Cone speakers still dominate the market, but alternative designs garner a great deal of interest. Probably the best-known electrostatic is from QUAD. Its latest version, the ESL-63, goes for $3300 a pair. Another novel design is the Ohm Walsh 2 ($598 a pair), which uses an inverted narrow cone; the sound comes off the outer surface. The more familiar Bose 601 has been redesigned, with new drivers and loading. It's been renamed the 601 Series II ($890 a pair).
In contrast to just about all other audio products, most speakers are still made in the U. S. But there are some arresting entries from abroad--especially the units from such British firms as KEF, Celestion and Mordaunt-Short; huge Cabasse speakers from France; a triamplified self-powered Ergo system from Canton of West Germany; and supersleek Danish-built Bang & Olufsen systems. Prices for these generally run higher, since they reflect overseas shipping costs as well as the fickle state of currency ratios. But they all are top quality and merit audition by the serious sound buff.

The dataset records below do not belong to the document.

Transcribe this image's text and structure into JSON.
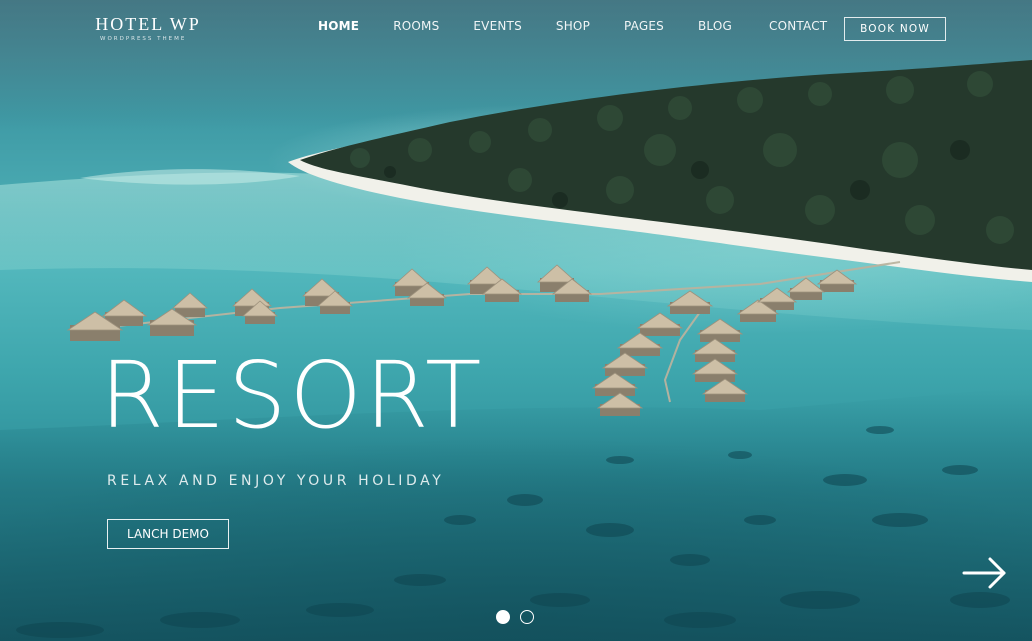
{
  "brand": {
    "name": "HOTEL WP",
    "tagline": "WORDPRESS THEME"
  },
  "nav": {
    "items": [
      {
        "label": "HOME",
        "active": true
      },
      {
        "label": "ROOMS",
        "active": false
      },
      {
        "label": "EVENTS",
        "active": false
      },
      {
        "label": "SHOP",
        "active": false
      },
      {
        "label": "PAGES",
        "active": false
      },
      {
        "label": "BLOG",
        "active": false
      },
      {
        "label": "CONTACT",
        "active": false
      }
    ],
    "book_now": "BOOK NOW"
  },
  "hero": {
    "title": "RESORT",
    "subtitle": "RELAX AND ENJOY YOUR HOLIDAY",
    "cta": "LANCH DEMO",
    "next_icon": "arrow-right-icon"
  },
  "slider": {
    "slide_count": 2,
    "active_slide": 1
  },
  "colors": {
    "text": "#ffffff",
    "water_light": "#52b7bc",
    "water_deep": "#1f6f7b",
    "foliage": "#25392c",
    "sand": "#f1f1ea",
    "roof": "#cdbfa6"
  }
}
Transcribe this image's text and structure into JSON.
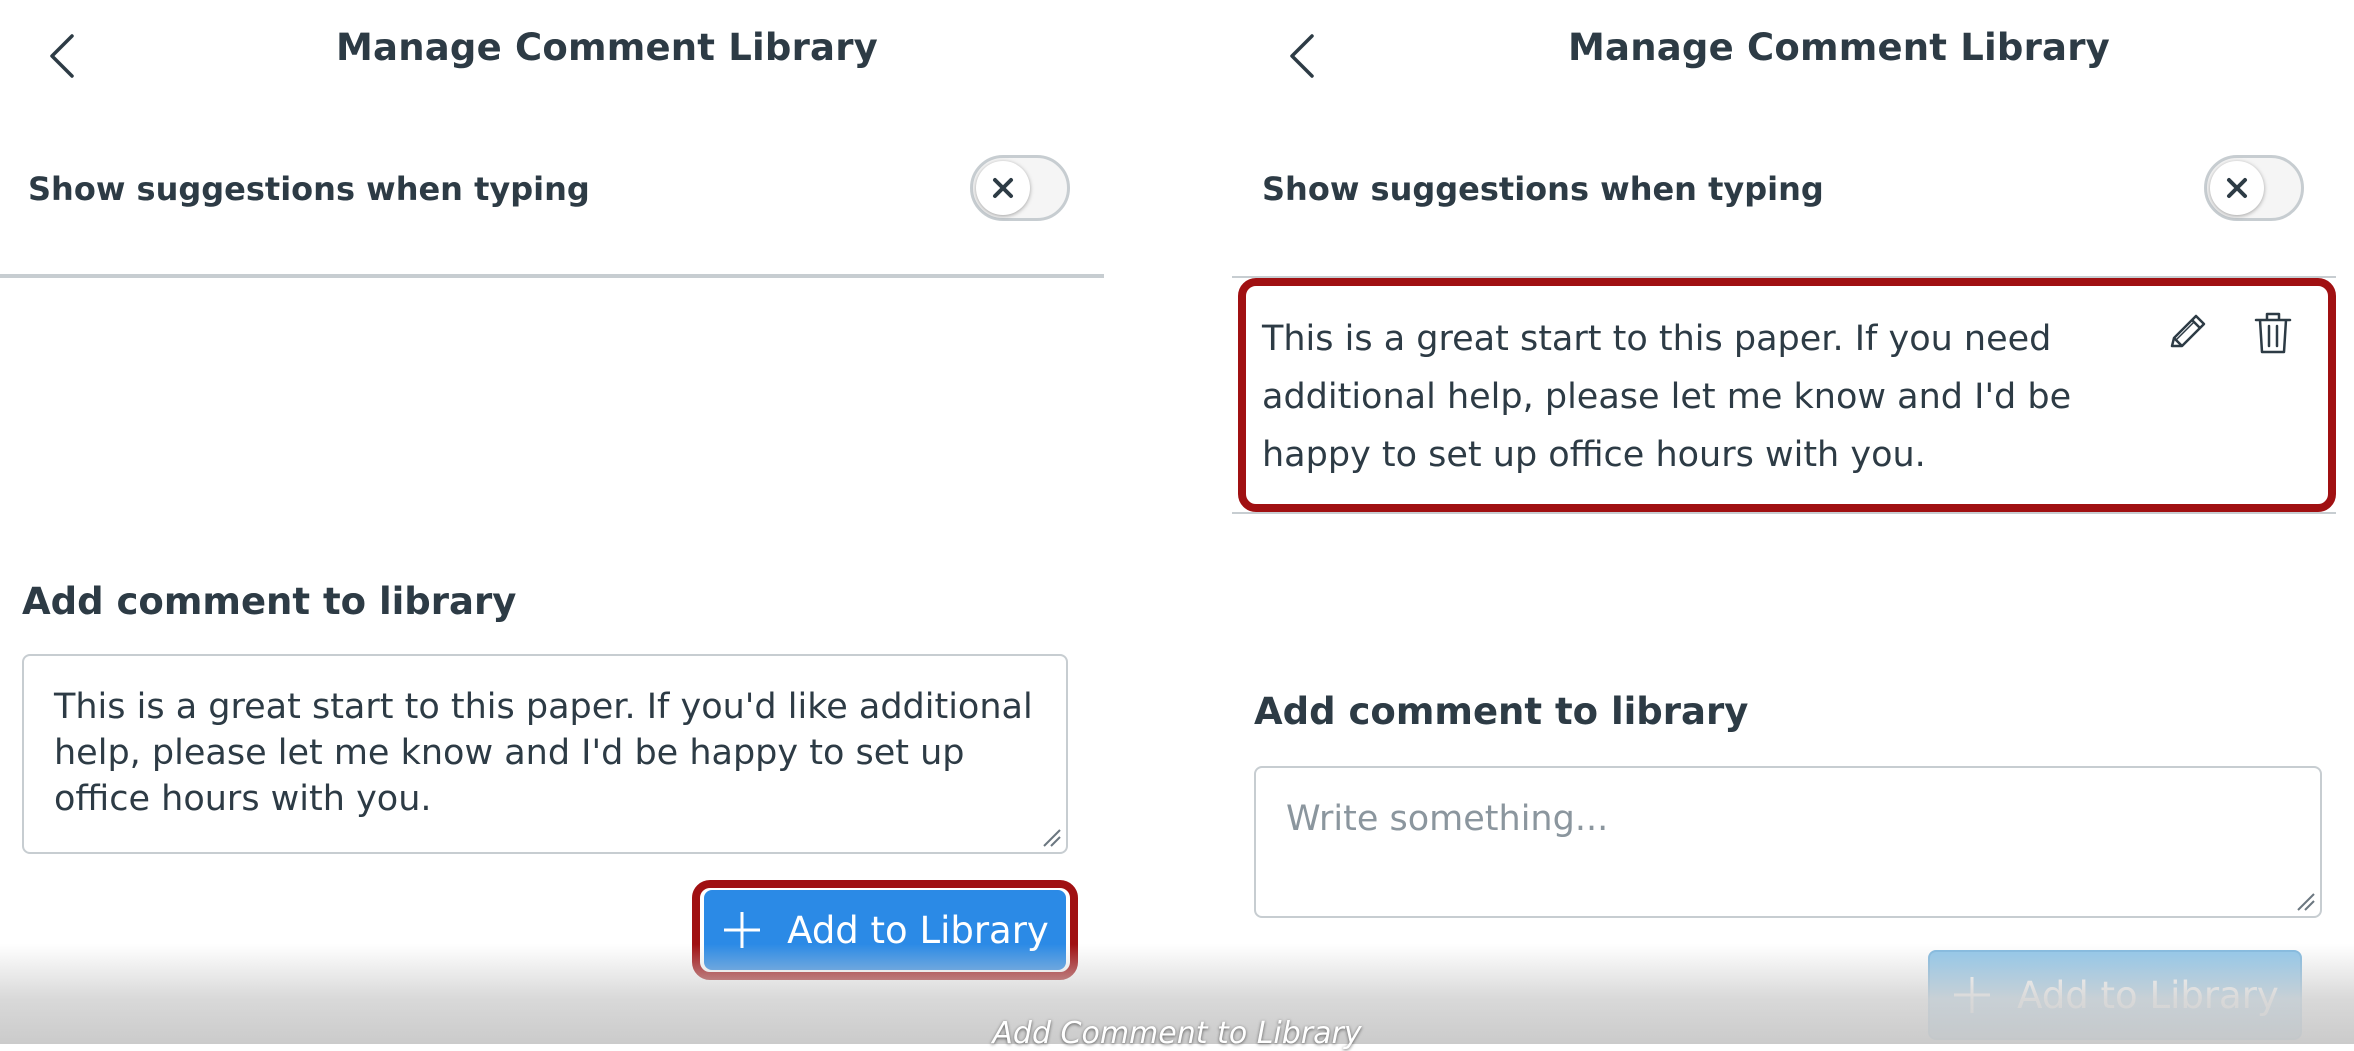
{
  "left_screen": {
    "header": {
      "title": "Manage Comment Library"
    },
    "settings": {
      "suggestions_label": "Show suggestions when typing",
      "suggestions_enabled": false
    },
    "add_section": {
      "heading": "Add comment to library",
      "comment_value": "This is a great start to this paper. If you'd like additional help, please let me know and I'd be happy to set up office hours with you.",
      "add_button_label": "Add to Library",
      "add_button_enabled": true,
      "add_button_highlighted": true
    }
  },
  "right_screen": {
    "header": {
      "title": "Manage Comment Library"
    },
    "settings": {
      "suggestions_label": "Show suggestions when typing",
      "suggestions_enabled": false
    },
    "library_items": [
      {
        "lines": [
          "This is a great start to this paper. If you need",
          "additional help, please let me know and I'd be",
          "happy to set up office hours with you."
        ],
        "highlighted": true
      }
    ],
    "add_section": {
      "heading": "Add comment to library",
      "comment_placeholder": "Write something...",
      "add_button_label": "Add to Library",
      "add_button_enabled": false
    }
  },
  "caption": "Add Comment to Library",
  "colors": {
    "primary_blue": "#2b8ae6",
    "disabled_blue": "#8fc6ea",
    "highlight_red": "#a01012",
    "text_dark": "#2d3b45",
    "placeholder_gray": "#8b969e",
    "border_gray": "#c7cdd1"
  },
  "icons": {
    "back": "chevron-left-icon",
    "toggle_off": "x-icon",
    "add": "plus-icon",
    "edit": "pencil-icon",
    "delete": "trash-icon"
  }
}
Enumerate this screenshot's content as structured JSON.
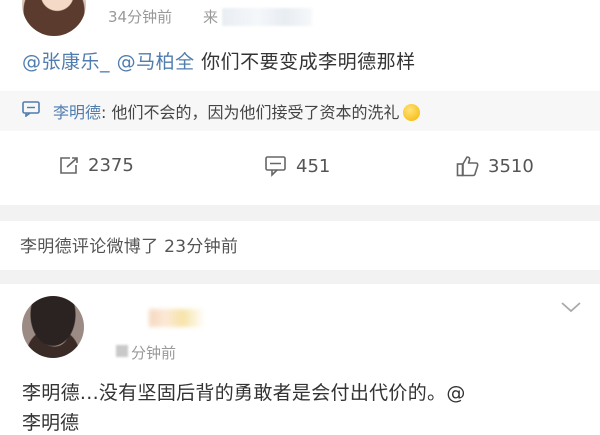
{
  "post1": {
    "time": "34分钟前",
    "source_prefix": "来",
    "mention_1": "@张康乐_",
    "mention_2": "@马柏全",
    "text": "你们不要变成李明德那样",
    "reply": {
      "name": "李明德",
      "text": ": 他们不会的，因为他们接受了资本的洗礼"
    },
    "actions": {
      "repost_count": "2375",
      "comment_count": "451",
      "like_count": "3510"
    }
  },
  "activity": {
    "text": "李明德评论微博了 23分钟前"
  },
  "post2": {
    "time": "分钟前",
    "text": "李明德...没有坚固后背的勇敢者是会付出代价的。@",
    "line2": "李明德"
  },
  "colors": {
    "link": "#507daf",
    "band": "#f2f2f2",
    "reply_bg": "#f7f7f7"
  }
}
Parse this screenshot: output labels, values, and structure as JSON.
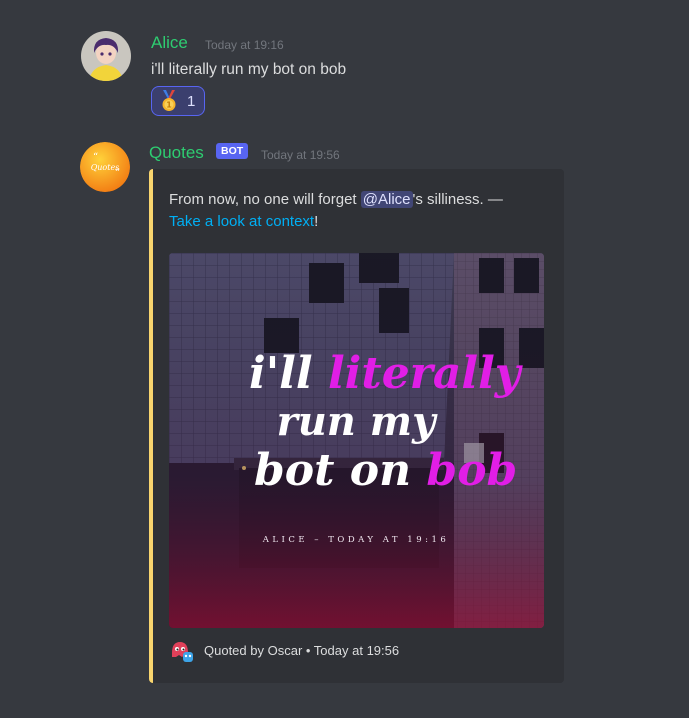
{
  "messages": [
    {
      "author": "Alice",
      "author_color": "#2ecc71",
      "timestamp": "Today at 19:16",
      "content": "i'll literally run my bot on bob",
      "reaction": {
        "emoji": "first-place-medal-icon",
        "count": "1"
      }
    },
    {
      "author": "Quotes",
      "author_color": "#2ecc71",
      "bot_tag": "BOT",
      "timestamp": "Today at 19:56",
      "avatar_text": "Quotes",
      "embed": {
        "accent_color": "#f9d56e",
        "description_prefix": "From now, no one will forget ",
        "mention": "@Alice",
        "description_suffix": "'s silliness. —",
        "link_text": "Take a look at context",
        "link_suffix": "!",
        "image": {
          "line1_plain": "i'll ",
          "line1_accent": "literally",
          "line2": "run my",
          "line3_plain": "bot on ",
          "line3_accent": "bob",
          "caption": "ALICE – TODAY AT 19:16",
          "accent_color": "#e11ee6"
        },
        "footer": "Quoted by Oscar • Today at 19:56"
      }
    }
  ]
}
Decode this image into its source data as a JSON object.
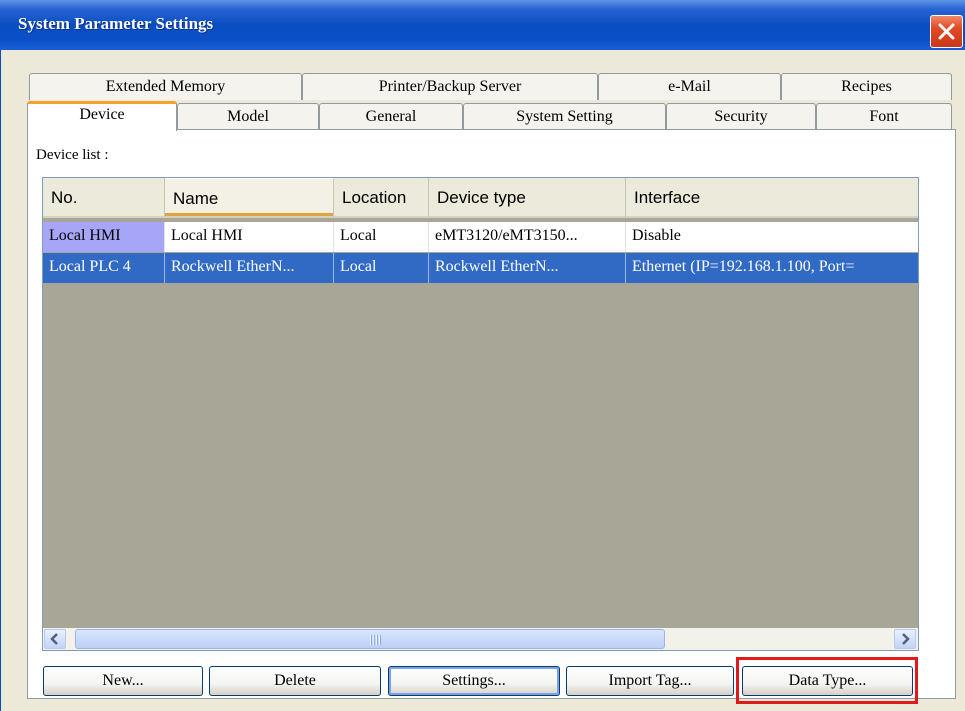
{
  "window": {
    "title": "System Parameter Settings"
  },
  "tabs_row1": [
    {
      "label": "Extended Memory"
    },
    {
      "label": "Printer/Backup Server"
    },
    {
      "label": "e-Mail"
    },
    {
      "label": "Recipes"
    }
  ],
  "tabs_row2": [
    {
      "label": "Device",
      "active": true
    },
    {
      "label": "Model"
    },
    {
      "label": "General"
    },
    {
      "label": "System Setting"
    },
    {
      "label": "Security"
    },
    {
      "label": "Font"
    }
  ],
  "device_list": {
    "label": "Device list :",
    "columns": [
      "No.",
      "Name",
      "Location",
      "Device type",
      "Interface"
    ],
    "rows": [
      [
        "Local HMI",
        "Local HMI",
        "Local",
        "eMT3120/eMT3150...",
        "Disable"
      ],
      [
        "Local PLC 4",
        "Rockwell EtherN...",
        "Local",
        "Rockwell EtherN...",
        "Ethernet (IP=192.168.1.100, Port="
      ]
    ],
    "selected_row": 1
  },
  "buttons": {
    "new": "New...",
    "delete": "Delete",
    "settings": "Settings...",
    "import_tag": "Import Tag...",
    "data_type": "Data Type..."
  },
  "colors": {
    "title_bar": "#0A4EC2",
    "selection": "#316AC5",
    "highlight_box": "#E01A1A",
    "active_tab_accent": "#F3A32A"
  }
}
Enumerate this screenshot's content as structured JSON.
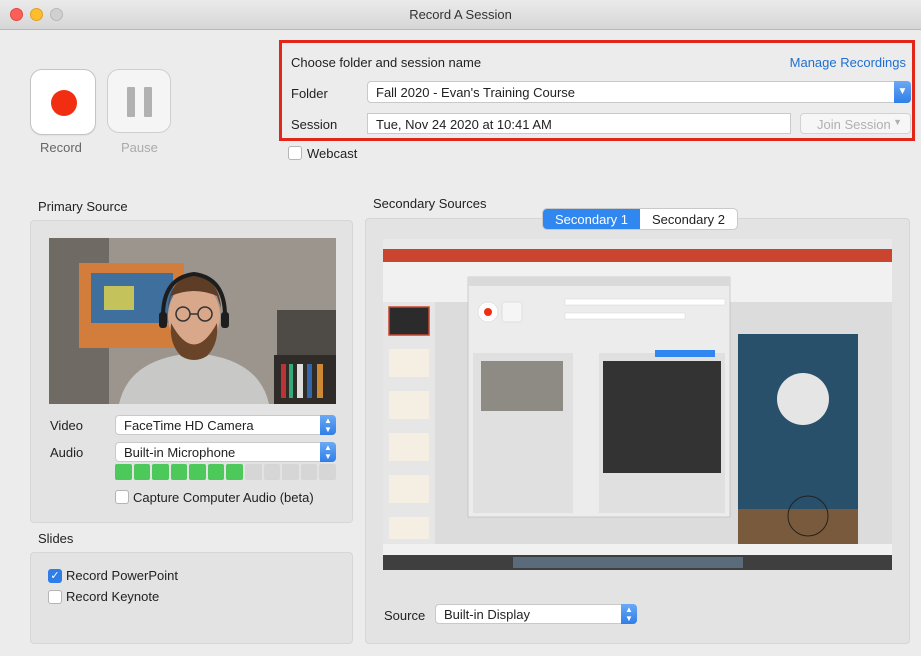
{
  "window": {
    "title": "Record A Session"
  },
  "controls": {
    "record_label": "Record",
    "pause_label": "Pause"
  },
  "session": {
    "heading": "Choose folder and session name",
    "manage_link": "Manage Recordings",
    "folder_label": "Folder",
    "folder_value": "Fall 2020 - Evan's Training Course",
    "session_label": "Session",
    "session_value": "Tue, Nov 24 2020 at 10:41 AM",
    "join_label": "Join Session"
  },
  "webcast": {
    "label": "Webcast",
    "checked": false
  },
  "primary": {
    "title": "Primary Source",
    "video_label": "Video",
    "video_value": "FaceTime HD Camera",
    "audio_label": "Audio",
    "audio_value": "Built-in Microphone",
    "audio_level": 0.6,
    "capture_audio_label": "Capture Computer Audio (beta)",
    "capture_audio_checked": false
  },
  "slides": {
    "title": "Slides",
    "powerpoint_label": "Record PowerPoint",
    "powerpoint_checked": true,
    "keynote_label": "Record Keynote",
    "keynote_checked": false
  },
  "secondary": {
    "title": "Secondary Sources",
    "tabs": [
      "Secondary 1",
      "Secondary 2"
    ],
    "active_tab": 0,
    "source_label": "Source",
    "source_value": "Built-in Display"
  },
  "colors": {
    "accent": "#2f87ef",
    "record_red": "#f22e12",
    "highlight_box": "#e3261a",
    "meter_on": "#4cc95a",
    "meter_off": "#d6d6d6",
    "link": "#1f6fd1"
  }
}
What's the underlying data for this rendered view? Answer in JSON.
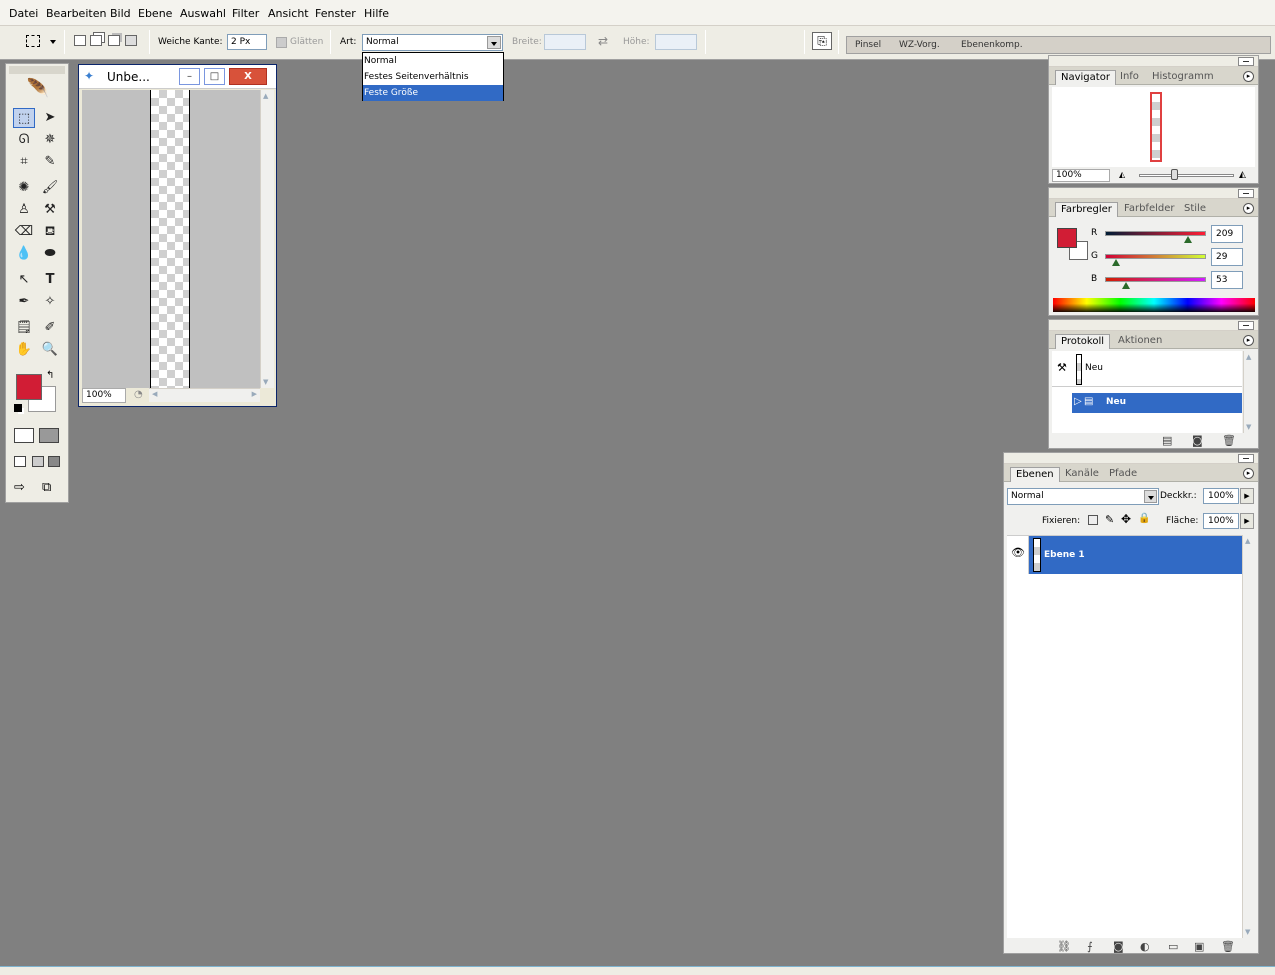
{
  "menubar": {
    "items": [
      "Datei",
      "Bearbeiten",
      "Bild",
      "Ebene",
      "Auswahl",
      "Filter",
      "Ansicht",
      "Fenster",
      "Hilfe"
    ]
  },
  "options": {
    "feather_label": "Weiche Kante:",
    "feather_value": "2 Px",
    "antialias_label": "Glätten",
    "style_label": "Art:",
    "style_value": "Normal",
    "width_label": "Breite:",
    "height_label": "Höhe:",
    "style_options": [
      "Normal",
      "Festes Seitenverhältnis",
      "Feste Größe"
    ],
    "style_highlighted": "Feste Größe"
  },
  "palette_well": {
    "tabs": [
      "Pinsel",
      "WZ-Vorg.",
      "Ebenenkomp."
    ]
  },
  "document": {
    "title": "Unbe...",
    "zoom": "100%",
    "min_label": "–",
    "max_label": "□",
    "close_label": "X"
  },
  "navigator": {
    "tabs": [
      "Navigator",
      "Info",
      "Histogramm"
    ],
    "zoom": "100%"
  },
  "color": {
    "tabs": [
      "Farbregler",
      "Farbfelder",
      "Stile"
    ],
    "channels": [
      {
        "label": "R",
        "value": "209"
      },
      {
        "label": "G",
        "value": "29"
      },
      {
        "label": "B",
        "value": "53"
      }
    ],
    "foreground": "#d11d35",
    "slider_levels": {
      "r": 0.82,
      "g": 0.11,
      "b": 0.21
    }
  },
  "history": {
    "tabs": [
      "Protokoll",
      "Aktionen"
    ],
    "snapshot_label": "Neu",
    "state_label": "Neu"
  },
  "layers": {
    "tabs": [
      "Ebenen",
      "Kanäle",
      "Pfade"
    ],
    "blend_mode": "Normal",
    "opacity_label": "Deckkr.:",
    "opacity_value": "100%",
    "lock_label": "Fixieren:",
    "fill_label": "Fläche:",
    "fill_value": "100%",
    "layer_name": "Ebene 1"
  },
  "icons": {
    "eye": "👁",
    "menu_arrow": "▸",
    "arrow_right": "▶"
  }
}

As we said in the beginning, the hi-fi industry is going in all directions at once. Whether you're seeking a Lilliputian microchip bookshelf rig with crystal-clear fidelity or a Brobdingnagian setup that can shatter glass at 50 paces, you'll find all the components on the shelves of your neighborhood stereo store. Check the goods and then make your move. Just about anything you put your money on today is bound to be a sound investment.
"In turntables, the question of direct drive versus belt drive remains a standoff."